Sunday, November 29, 2015

Monitoring of the obligations relating to the content of education


77. The content of education as it relates to racial discrimination and religious intolerance falls within the purview of several bodies involved in the monitoring of international human rights treaties whose objects include education, either fully or in part. As we have seen, this is due to the crosscutting nature of the right to education and to the variety of fields in which it is implemented and of its beneficiaries.

78. In accordance with their mandates, the various committees set up by the relevant international conventions take the content of education into account in a wide variety of ways. Paradoxically, it is not the committees with the most direct competence that have had the most satisfying results. According to one study, only the Committee on the Elimination of Racial Discrimination and the Committee on the Rights of the Child take the content of education into account in their guidelines for periodic reporting by States.82 Even so, these guidelines merely recall the general principles set out in the two Conventions and recommend that States should indicate in their reports what steps have been taken to ensure that the aims of education are consistent with the relevant provisions (articles 7 and 29, respectively).83 On the other hand, the guidelines of the Committee on Economic, Social and Cultural Rights make no reference whatsoever to the obligations of States regarding the content of education. This absence is all the more regrettable in that the Committee is the obvious body for the formulation of recommendations in this area: matters relating to education, and in particular, to its aims as set out in article 13, paragraph 1, of the Covenant, fall directly within the full competence of this Committee, and as such, its guidelines as well as the interpretations it has given would be extremely useful.

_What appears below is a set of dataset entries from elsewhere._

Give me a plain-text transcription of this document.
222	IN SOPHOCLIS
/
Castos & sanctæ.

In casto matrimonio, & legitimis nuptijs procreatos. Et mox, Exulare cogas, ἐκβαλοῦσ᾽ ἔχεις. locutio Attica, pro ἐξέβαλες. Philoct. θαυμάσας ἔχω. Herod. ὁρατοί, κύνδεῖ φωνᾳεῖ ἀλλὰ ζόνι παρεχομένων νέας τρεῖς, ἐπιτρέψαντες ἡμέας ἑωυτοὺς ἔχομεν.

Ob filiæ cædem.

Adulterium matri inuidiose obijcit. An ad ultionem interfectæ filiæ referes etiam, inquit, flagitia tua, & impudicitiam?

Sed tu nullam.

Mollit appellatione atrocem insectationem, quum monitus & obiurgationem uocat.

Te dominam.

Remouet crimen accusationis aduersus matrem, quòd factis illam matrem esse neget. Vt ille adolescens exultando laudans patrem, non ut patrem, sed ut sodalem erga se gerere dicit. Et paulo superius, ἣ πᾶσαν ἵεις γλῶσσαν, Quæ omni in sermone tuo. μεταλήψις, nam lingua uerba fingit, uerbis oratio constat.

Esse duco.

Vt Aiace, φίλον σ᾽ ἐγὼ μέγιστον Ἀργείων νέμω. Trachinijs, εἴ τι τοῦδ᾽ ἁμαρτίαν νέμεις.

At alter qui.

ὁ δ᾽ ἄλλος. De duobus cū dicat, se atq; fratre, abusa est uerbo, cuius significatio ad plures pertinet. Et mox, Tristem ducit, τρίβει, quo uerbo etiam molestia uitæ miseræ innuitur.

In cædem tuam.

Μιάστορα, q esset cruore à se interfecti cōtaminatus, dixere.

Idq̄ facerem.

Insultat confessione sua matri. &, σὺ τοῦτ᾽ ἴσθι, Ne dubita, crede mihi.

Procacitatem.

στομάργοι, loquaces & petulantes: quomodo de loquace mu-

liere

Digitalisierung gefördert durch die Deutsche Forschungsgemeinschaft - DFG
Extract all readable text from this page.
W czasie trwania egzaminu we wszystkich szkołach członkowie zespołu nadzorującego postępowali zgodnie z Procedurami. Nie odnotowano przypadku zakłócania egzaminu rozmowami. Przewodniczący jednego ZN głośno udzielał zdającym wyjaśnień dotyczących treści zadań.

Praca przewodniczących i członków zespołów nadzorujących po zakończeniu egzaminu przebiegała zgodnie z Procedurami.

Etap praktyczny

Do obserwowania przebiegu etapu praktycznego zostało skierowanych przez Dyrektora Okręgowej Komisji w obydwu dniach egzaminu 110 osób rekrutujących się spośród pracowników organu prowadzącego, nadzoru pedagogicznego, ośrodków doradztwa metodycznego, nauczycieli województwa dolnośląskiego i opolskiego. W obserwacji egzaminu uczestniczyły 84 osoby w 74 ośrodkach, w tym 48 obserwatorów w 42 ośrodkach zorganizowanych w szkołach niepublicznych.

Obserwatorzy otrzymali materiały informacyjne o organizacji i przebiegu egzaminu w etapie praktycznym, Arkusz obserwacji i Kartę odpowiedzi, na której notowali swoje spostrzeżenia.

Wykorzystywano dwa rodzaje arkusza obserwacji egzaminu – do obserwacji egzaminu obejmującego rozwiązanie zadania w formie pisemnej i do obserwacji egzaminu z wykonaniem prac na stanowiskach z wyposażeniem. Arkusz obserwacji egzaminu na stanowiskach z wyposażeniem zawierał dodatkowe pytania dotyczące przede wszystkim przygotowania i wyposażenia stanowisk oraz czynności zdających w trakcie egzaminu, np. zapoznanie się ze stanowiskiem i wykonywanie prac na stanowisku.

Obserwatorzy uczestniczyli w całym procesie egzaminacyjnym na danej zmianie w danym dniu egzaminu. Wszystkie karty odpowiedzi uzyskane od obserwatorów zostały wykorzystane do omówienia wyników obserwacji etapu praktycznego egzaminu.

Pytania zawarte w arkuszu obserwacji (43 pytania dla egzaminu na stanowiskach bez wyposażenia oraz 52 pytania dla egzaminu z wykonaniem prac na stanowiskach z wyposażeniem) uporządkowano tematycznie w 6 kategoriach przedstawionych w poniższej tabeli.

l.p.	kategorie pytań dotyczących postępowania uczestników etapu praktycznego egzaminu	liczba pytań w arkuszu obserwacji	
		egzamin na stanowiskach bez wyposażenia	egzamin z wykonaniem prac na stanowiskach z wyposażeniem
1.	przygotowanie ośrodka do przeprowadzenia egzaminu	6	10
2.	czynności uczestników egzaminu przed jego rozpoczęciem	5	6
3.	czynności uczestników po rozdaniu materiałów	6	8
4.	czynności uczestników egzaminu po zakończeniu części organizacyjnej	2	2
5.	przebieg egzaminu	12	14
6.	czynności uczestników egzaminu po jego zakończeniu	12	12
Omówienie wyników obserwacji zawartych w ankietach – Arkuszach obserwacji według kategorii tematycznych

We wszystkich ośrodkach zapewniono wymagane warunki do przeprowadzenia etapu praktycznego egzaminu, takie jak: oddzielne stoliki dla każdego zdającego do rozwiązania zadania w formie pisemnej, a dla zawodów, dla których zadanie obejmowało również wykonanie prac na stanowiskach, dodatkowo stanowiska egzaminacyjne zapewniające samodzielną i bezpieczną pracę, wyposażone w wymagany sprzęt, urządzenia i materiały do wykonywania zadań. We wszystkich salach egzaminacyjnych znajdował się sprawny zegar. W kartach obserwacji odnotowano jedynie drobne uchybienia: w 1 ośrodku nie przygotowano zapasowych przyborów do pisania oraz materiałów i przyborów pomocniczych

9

79. Finally, the International Covenant on Economic, Social and Cultural Rights envisages no procedure like that established under article 41 of the International Covenant on Civil and Political Rights. This is indeed regrettable and does nothing to enhance the protection of the right to receive education in conformity with the objectives of non-discrimination and tolerance set out in article 13, paragraph 1.86 It must be recognized, however, that the Human Rights Committee does not hesitate to monitor, through individual complaints, pursuant to article 26 of the International Covenant on Civil and Political Rights, compliance by States parties with their commitments under the International Covenant on Economic, Social and Cultural Rights - in other words, under an instrument which does not fall self-evidently within its purview and which has its own monitoring body. In reality, the Human Rights Committee monitors, not the content of the right to be protected but rather, in an audacious manner, the right not to be subjected to discrimination in conformity with article 26 of the International Covenant on Civil and Political Rights, even though the right in question is not covered in that instrument.